The scribing is carried out on the active side of the semiconductor wafers where the integrated circuits and the multi-layer wiring layers of the IC devices are formed and the scribe lines are defined in the areas of the wafer between each individual IC devices (die patterns). The scribe line areas do not have circuit elements of the die areas and because each die is an independent device, the metal features for interconnect wiring conductors are also confined to the die areas and do not extend into or across the scribe lines where the die saw will cut through the wiring layers. However, some wafer-level reliability and functionality test pads are located in the scribe line areas to facilitate wafer-level testing. In such wafers, the die sawing across the test pads generally results in severe dielectric peeling and cracking.
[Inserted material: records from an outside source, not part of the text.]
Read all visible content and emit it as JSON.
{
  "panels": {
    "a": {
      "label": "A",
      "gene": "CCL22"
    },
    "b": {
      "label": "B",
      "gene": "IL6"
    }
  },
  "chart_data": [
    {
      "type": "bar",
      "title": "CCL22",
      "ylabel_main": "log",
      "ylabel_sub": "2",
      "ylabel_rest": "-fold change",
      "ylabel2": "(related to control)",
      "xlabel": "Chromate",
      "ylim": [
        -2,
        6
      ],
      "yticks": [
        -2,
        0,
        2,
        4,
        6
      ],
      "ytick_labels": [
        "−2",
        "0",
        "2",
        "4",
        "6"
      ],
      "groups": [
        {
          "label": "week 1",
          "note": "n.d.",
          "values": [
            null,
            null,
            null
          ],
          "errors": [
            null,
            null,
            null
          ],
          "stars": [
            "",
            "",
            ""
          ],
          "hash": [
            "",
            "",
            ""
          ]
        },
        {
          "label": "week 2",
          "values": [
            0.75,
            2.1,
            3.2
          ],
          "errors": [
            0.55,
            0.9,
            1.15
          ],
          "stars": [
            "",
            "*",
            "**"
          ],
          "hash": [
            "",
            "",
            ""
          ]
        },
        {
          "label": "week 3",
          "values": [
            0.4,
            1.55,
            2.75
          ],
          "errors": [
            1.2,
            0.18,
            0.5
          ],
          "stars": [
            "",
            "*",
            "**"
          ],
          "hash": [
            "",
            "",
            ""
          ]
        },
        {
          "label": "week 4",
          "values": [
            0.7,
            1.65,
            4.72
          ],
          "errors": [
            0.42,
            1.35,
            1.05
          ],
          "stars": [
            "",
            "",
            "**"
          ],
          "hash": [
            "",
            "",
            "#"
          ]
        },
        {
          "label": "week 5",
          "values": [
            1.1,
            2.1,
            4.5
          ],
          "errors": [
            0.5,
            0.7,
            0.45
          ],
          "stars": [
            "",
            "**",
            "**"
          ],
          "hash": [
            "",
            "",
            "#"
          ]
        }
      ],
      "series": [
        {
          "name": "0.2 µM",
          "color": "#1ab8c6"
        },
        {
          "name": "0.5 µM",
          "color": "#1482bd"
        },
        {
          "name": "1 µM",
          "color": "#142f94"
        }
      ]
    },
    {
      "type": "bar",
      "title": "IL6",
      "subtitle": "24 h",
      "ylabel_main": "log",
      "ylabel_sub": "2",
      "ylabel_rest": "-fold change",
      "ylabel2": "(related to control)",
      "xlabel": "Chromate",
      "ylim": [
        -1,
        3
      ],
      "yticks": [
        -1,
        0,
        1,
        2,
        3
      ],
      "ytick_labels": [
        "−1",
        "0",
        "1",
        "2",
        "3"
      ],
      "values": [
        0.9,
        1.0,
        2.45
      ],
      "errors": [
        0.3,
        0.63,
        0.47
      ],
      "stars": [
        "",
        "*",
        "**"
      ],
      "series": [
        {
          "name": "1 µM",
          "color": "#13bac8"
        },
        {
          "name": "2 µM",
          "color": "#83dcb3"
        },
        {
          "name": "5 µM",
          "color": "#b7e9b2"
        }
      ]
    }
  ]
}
These delaminations easily become sources of defects that detrimentally affect reliability of the diced chips.
In semiconductor wafers for advanced 45 nm dimension IC devices, the lower level wiring layers, also known as IMD layers, use ELK dielectric materials as the insulator material between the wiring conductor features. An example of an ELK dielectric material is a trimethylsilane-based organosilicate glass with a dielectric constant as low as about 2.1. In these wafers, one or more top-level wiring layers above the ELK layers are formed of undoped silicate glass (USG) as the insulator material between the wiring conductor features. In these wafers, the interface between the ELK layers and the USG layers suffer high level of delamination at the corner areas during scribing of the scribe lines by the dicing saw, regardless of whether there are metal features in the corner areas. The delamination is believed to be caused by high level of residual stress at the ELK/USG interface attributed to the substantial difference in the coefficient of thermal expansion (CTE) and Young's modulus between the ELK and the USG insulators. The CTE and Young's modulus of the ELK material is substantially different from those of the USG. The typical CTE and Young's modulus of ELK dielectric is about 0.7 ppm/° C. and 10 GPa, respectively. The typical CTE and Young's modulus of USG material is about 0.5 ppm/° C. and 70 GPa.
The peeling defects cause reliability problems with the IC devices and are not desired. Thus, there is a need for improved scribe line structures especially for IC devices utilizing ELK dielectric for IMD layers and USG dielectric for top-level wiring layers.